Das richtige Küchenmesser
Welches Messer wofür?
Zum Schälen von rundem Obst verwendet man ein sogenanntes Schälmesser. Um Gemüse zu zerschneiden, greife – wie der Name verrät – zum Gemüsemesser. Ein Allroundtalent ist das Kochmesser. Mit diesem Allzweckmesser schneidet man problemlos Kräuter, Gemüse, Fleisch oder Fisch.
Die Wahl der Klinge
Es gibt eine vielfältige Auswahl an Klingen. Ob man eine lange, kurze, breite oder schmale Schneidefläche benötigt, ist davon abhängig, was man gerade schneiden möchte. Eine kleine Klinge wählt man für relativ kleine Obstsorten und Gemüse wie beispielsweise Äpfel oder Champignons. Brot hingegen lässt sich mit einer entsprechend langen Klinge optimal schneiden.
Japanische Küchenmesser
Spitzenköche bevorzugen die Japanischen Küchenmesser wegen ihrer enorm scharfen Klinge. Aber auch bei immer mehr Hobbyköchen sind Santokumesser und Co. zu finden. Bekannt sind die japanischen Klingen für das mühelose und sanfte Zerteilen von empfindlichen Lebensmitteln. Durch die herausragenden Schneideigenschaften lassen sich beispielsweise Zwiebeln oder Tomaten ohne Druck zerteilen.
Küchenmesser aus Damaszener Stahl
Die Messer bekamen ihren Namen wegen des Damaszener Stahls, aus dem sie gefertigt werden. Dieser Stahl ist berühmt für seine bleibende Härte und enorme Schärfe. Das einzigartige Muster bekommen die Klingen, indem mehrere Lagen Eisen und Stahl miteinander verarbeitet werden.
Die richtige Kaufentscheidung
Kaufe ein Messer stets mit Bedacht und überlege gut, wofür es später benötigt wird. Als Hobbykoch ist es nicht sinnvoll, sämtliche Messerarten zu Hause zu haben. Je nach Bedarf kann aber das eine oder andere Spezialmesser hilfreich sein. Hast du deine Wahl getroffen, solltest du dir folgende Fragen stellen: Ist die Klinge gerade und stabil? Sind Griff und Klinge fest verbunden? Liegt der Messergriff gut in der Hand? Kannst du alles mit JA beantworten, hsat du das perfekte Messer gefunden und es wird ein treuer Küchenhelfer werden.
Schneiden wie ein Profi
Ein gutes Messer ist aber nur dann hilfreich, wenn du auch weisst, wie man damit richtig ans Werk geht. Genaues und vor allem risikoarmes Schneiden gelingt, wenn man sich an ein paar einfache Grundregeln hält. Sicherheit ist das oberste Prinzip. Sorge für eine stabile und rutschfeste Unterlage, krümme deine Finger beim Schneiden und schneide stets vom Körper weg. Abhängig vom Schnittgut, entscheide über die Art und Weise des Schnittes. Kräuter werden mit dem Wiegeschnitt zerteilt. Dabei wird das Messer wiegend auf und ab bewegt. Viele Lebensmittel können mit langen Vorwärtsbewegungen nach unten am besten geschnitten werden.

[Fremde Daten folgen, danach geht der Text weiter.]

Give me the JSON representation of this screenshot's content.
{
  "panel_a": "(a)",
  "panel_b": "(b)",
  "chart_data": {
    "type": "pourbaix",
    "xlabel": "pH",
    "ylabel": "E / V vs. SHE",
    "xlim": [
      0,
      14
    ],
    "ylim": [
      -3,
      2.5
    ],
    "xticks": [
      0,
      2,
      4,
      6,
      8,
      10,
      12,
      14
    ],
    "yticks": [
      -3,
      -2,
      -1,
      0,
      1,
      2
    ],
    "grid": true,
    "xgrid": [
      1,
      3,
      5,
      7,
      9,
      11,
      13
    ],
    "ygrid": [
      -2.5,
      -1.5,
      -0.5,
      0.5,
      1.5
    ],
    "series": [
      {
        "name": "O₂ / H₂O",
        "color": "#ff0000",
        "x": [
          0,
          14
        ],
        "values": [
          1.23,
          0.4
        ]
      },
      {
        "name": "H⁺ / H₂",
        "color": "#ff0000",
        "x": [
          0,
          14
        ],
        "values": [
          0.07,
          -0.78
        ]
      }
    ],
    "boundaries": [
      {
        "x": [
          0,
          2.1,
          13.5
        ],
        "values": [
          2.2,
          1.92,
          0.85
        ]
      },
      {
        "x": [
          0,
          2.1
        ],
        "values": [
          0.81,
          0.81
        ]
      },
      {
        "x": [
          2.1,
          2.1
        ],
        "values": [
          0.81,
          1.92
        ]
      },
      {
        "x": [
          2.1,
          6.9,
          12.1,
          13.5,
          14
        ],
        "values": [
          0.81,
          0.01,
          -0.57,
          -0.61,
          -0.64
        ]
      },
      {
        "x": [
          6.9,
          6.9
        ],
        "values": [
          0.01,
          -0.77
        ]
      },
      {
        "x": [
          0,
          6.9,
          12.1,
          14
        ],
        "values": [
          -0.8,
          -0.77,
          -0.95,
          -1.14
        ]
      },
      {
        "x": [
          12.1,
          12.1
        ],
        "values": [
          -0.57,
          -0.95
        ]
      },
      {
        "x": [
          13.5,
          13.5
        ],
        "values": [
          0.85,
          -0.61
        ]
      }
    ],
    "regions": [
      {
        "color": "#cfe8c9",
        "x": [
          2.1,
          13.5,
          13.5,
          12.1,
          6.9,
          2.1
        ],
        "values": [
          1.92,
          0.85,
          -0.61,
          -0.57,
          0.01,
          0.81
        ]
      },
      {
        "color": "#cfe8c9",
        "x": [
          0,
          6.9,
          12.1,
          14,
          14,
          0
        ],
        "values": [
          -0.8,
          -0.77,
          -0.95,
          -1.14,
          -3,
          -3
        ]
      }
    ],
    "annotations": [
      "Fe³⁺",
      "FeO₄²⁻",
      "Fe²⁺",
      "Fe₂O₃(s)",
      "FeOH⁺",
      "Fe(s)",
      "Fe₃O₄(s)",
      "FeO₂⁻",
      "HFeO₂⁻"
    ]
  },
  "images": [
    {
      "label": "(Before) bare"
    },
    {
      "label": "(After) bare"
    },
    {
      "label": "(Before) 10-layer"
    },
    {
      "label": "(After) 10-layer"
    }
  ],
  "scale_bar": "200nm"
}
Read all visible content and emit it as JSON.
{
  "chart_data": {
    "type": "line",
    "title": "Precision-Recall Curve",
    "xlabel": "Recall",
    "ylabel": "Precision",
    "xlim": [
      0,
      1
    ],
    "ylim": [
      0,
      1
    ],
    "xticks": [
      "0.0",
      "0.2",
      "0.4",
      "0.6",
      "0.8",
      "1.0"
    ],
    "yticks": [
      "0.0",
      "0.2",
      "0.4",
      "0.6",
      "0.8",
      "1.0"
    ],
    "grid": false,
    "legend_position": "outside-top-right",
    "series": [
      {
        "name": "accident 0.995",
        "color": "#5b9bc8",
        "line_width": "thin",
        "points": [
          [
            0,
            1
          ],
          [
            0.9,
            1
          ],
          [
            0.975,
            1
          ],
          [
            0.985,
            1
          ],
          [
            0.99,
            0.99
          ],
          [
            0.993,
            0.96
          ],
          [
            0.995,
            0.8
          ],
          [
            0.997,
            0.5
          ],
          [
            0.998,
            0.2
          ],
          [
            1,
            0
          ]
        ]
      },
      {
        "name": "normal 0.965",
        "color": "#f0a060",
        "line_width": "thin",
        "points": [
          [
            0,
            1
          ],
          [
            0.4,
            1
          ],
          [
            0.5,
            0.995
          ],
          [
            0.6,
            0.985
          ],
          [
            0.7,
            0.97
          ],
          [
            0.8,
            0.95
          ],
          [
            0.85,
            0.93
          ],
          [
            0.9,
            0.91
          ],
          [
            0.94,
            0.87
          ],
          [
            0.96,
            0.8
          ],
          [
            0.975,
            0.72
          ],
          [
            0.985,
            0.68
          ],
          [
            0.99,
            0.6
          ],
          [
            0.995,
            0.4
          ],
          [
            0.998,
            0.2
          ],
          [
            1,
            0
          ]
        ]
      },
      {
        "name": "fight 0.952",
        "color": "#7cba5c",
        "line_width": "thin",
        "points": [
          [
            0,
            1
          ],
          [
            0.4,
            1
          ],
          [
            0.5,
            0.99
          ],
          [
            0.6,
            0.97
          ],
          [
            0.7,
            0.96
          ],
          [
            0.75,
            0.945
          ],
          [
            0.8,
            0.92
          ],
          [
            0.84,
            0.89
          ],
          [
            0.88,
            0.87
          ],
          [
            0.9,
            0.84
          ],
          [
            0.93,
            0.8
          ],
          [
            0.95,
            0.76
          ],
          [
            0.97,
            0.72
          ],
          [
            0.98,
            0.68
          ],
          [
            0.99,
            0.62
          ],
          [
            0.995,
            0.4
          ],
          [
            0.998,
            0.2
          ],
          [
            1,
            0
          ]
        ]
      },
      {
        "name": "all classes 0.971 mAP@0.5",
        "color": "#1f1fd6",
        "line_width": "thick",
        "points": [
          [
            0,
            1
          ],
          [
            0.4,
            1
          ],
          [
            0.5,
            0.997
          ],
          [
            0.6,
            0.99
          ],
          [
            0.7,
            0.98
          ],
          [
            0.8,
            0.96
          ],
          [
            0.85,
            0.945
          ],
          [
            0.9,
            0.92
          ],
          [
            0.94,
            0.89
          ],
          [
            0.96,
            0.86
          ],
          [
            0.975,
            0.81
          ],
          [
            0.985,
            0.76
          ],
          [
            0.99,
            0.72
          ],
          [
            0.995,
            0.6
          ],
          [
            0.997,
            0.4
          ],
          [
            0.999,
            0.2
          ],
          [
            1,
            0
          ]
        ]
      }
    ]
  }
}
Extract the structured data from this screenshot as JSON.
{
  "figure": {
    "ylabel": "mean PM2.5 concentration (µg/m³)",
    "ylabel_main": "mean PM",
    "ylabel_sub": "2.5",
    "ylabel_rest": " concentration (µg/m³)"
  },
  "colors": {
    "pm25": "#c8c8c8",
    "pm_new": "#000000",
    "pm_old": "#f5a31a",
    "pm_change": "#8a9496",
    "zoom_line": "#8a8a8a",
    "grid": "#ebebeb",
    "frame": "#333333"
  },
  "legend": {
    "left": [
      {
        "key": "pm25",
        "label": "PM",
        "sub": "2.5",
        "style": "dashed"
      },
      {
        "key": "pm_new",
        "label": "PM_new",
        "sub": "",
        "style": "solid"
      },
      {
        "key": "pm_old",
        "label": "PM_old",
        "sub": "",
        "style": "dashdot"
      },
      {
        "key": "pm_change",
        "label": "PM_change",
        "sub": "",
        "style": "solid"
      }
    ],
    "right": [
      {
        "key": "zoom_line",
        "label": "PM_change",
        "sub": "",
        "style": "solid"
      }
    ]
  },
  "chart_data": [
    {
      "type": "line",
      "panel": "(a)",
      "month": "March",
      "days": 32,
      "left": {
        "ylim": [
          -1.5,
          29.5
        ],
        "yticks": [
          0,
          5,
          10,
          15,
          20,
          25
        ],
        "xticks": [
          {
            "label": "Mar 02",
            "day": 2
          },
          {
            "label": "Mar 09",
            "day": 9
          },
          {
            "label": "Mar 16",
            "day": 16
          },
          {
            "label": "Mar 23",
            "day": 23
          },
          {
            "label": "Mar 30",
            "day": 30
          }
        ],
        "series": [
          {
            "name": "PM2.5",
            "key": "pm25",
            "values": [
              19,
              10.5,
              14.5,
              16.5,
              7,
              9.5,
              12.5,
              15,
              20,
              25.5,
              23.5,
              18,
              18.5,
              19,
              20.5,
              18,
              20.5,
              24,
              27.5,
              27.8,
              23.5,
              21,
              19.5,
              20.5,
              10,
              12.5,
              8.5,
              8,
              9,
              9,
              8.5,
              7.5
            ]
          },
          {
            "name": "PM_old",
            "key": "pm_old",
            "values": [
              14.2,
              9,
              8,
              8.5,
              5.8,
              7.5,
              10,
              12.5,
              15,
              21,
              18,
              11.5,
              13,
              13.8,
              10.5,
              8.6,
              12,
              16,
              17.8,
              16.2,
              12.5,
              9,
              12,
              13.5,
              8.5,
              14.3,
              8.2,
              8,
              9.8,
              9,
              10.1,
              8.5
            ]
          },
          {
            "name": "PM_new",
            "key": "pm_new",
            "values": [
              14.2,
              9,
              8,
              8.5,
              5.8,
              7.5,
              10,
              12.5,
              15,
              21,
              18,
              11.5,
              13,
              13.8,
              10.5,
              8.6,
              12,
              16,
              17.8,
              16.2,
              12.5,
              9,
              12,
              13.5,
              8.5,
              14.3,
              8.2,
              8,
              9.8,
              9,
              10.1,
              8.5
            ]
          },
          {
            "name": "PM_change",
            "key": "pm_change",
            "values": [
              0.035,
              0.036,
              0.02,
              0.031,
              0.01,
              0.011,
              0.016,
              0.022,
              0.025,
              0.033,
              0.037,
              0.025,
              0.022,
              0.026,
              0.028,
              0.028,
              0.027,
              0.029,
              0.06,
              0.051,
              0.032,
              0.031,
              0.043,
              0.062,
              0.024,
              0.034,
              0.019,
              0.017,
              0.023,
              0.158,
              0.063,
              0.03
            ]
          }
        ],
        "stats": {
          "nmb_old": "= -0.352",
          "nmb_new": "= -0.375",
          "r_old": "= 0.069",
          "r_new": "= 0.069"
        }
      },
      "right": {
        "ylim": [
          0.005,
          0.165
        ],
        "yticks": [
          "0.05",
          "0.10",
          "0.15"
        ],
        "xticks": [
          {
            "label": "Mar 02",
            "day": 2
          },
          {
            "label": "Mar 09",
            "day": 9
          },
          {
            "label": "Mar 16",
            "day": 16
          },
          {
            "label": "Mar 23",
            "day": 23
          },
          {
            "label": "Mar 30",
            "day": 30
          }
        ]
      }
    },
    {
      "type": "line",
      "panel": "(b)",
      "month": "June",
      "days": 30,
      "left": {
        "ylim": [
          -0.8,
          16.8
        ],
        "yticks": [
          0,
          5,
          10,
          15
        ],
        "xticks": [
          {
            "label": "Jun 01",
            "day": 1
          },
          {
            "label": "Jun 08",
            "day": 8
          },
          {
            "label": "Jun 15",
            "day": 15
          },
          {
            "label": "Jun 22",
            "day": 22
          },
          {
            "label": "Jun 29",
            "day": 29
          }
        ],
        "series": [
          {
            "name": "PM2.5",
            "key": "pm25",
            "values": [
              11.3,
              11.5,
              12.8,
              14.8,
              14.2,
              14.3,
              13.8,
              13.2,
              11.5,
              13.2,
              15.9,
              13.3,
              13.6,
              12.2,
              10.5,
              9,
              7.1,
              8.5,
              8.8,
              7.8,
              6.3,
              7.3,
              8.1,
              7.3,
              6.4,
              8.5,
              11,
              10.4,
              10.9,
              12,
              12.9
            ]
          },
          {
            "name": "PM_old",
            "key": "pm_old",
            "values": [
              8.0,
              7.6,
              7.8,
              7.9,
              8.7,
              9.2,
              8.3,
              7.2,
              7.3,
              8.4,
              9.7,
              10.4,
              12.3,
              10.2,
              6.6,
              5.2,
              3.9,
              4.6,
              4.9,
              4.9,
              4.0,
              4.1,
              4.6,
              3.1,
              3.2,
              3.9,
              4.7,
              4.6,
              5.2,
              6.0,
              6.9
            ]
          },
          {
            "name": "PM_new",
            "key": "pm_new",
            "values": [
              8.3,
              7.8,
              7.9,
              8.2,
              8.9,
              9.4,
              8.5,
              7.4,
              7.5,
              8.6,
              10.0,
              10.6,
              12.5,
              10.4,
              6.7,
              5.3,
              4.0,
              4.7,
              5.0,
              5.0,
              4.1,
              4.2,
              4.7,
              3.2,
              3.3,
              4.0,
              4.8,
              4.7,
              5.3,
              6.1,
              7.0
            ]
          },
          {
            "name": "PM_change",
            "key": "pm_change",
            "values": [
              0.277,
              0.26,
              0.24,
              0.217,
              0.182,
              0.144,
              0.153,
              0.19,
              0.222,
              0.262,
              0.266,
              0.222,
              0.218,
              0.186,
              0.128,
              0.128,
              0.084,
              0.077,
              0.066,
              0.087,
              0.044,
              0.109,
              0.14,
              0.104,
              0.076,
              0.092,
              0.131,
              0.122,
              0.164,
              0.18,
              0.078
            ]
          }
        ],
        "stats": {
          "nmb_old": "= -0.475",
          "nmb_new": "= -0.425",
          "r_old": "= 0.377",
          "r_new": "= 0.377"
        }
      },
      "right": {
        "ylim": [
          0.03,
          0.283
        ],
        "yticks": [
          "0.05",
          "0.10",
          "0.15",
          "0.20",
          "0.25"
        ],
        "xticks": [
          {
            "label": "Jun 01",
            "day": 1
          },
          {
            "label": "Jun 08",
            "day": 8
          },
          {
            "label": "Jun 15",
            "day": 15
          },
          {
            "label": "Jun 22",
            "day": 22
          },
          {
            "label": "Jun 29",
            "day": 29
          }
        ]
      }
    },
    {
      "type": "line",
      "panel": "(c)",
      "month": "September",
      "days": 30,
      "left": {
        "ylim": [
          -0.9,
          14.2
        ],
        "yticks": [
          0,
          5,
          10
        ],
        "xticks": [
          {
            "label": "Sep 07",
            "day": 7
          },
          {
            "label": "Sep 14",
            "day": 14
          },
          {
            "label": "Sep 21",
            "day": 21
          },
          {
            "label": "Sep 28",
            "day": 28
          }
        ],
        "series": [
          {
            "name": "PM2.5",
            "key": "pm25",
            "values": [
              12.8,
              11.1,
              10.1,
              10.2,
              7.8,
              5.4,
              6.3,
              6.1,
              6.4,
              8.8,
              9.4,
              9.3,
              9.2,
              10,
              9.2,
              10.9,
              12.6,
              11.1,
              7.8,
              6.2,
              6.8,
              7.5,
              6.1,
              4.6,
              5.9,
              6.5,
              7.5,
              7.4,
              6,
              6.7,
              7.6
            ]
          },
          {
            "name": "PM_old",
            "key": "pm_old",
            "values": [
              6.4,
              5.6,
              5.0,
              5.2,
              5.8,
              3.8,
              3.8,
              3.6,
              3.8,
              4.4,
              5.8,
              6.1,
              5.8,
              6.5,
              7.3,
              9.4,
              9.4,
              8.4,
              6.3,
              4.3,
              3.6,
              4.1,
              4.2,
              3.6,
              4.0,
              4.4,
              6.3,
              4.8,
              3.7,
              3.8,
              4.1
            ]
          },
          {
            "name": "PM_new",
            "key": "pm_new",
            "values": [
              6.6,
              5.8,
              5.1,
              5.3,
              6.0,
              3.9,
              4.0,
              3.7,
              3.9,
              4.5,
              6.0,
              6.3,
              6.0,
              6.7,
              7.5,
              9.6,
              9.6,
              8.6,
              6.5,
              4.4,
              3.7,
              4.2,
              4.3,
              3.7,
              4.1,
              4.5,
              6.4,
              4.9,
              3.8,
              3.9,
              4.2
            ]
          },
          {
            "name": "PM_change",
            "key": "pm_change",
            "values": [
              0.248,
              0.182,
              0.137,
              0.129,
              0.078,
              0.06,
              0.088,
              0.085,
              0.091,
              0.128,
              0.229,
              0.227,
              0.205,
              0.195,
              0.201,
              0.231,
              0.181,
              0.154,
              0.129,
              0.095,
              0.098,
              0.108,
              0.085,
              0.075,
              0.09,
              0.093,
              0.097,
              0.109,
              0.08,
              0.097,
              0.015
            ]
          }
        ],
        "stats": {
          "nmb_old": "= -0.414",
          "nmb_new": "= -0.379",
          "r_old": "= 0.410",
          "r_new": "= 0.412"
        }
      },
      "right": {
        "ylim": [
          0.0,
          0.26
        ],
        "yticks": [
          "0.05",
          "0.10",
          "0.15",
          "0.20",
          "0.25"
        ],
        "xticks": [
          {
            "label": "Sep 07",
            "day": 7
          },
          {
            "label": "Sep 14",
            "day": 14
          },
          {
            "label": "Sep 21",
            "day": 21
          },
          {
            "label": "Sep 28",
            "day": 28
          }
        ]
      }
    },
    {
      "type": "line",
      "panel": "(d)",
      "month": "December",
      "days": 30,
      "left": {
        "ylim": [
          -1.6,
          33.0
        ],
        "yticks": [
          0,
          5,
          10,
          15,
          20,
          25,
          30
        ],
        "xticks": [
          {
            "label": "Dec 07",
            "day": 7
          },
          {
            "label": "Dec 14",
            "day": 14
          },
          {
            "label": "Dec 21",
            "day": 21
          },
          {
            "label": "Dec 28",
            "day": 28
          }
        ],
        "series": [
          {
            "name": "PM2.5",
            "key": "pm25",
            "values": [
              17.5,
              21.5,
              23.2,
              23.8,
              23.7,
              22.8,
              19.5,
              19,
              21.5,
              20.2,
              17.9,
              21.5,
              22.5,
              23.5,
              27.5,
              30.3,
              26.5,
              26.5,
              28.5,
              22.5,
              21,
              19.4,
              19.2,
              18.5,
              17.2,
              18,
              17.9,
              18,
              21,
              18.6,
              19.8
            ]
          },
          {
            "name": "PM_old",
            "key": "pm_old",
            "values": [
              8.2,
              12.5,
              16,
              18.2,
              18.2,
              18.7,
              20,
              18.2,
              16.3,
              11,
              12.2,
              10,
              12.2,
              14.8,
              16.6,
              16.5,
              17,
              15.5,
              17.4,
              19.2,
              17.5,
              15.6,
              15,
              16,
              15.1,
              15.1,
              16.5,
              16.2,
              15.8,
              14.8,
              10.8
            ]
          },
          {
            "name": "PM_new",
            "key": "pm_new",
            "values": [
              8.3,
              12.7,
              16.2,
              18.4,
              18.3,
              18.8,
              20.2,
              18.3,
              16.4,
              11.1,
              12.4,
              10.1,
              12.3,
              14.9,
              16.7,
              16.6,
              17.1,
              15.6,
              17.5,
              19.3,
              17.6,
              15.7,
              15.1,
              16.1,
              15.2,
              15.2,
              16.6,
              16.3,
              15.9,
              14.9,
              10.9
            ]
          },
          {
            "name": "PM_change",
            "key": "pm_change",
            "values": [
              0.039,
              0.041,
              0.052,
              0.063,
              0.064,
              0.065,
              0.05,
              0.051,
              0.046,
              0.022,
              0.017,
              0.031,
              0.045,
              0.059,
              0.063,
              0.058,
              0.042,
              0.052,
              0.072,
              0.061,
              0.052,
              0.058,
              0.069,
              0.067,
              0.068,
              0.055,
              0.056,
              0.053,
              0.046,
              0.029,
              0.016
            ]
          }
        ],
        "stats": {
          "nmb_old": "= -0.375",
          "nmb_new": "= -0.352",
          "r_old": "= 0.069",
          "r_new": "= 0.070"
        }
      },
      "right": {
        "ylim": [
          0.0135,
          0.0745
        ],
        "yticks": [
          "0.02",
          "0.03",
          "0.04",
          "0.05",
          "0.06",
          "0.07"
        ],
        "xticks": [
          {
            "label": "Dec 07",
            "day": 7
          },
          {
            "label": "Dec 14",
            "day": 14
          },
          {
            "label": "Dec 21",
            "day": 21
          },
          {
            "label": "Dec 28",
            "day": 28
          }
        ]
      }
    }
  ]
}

Messer schärfen – so klappt’s bestimmt
Sogar das beste Messer gehört von Zeit zu Zeit geschliffen. Um die ursprüngliche Schärfe schnell wiederherzustellen, benötigt man einen Wetzstab. Diesen hält man entweder frei in der Hand oder stellt ihn auf eine stabile Unterlage (Spitze nach unten). Nun leg man die Klinge mit der unteren Seite (am Griff) auf den Wetzstab. Dann zieht man das Messer langsam bis zur Messerspitze über den Stab und wiederholen den Vorgang mehrmals auf beiden Seiten. Der Wetzstab sollte immer länger sein als die Klinge selbst.
Geschirrspüler – nein danke!
Messer gehören zu keiner Zeit in den Geschirrspüler. Die Klingen leiden durch chemische Reaktionen mit dem Spülmittel oder durch das Zusammenstoßen mit anderem Besteck. Verunreinigte Messer reinig man am besten nur durch das Abwischen mit einem feuchten Tuch.
Messer richtig aufbewahren
Solltest du mehr als ein Messer dein Eigen nennen, ist es sinnvoll, diese auch richtig aufzubewahren. Ein Messerblock leistet dabei gute Dienste. Die scharfen Helfer sind darin sicher und griffbereit aufgehoben. Wenn deine Messer in einer Schublade liegen, ist ein Klingenschutz empfehlenswert, insbesondere wenn Kinder im Haus sind.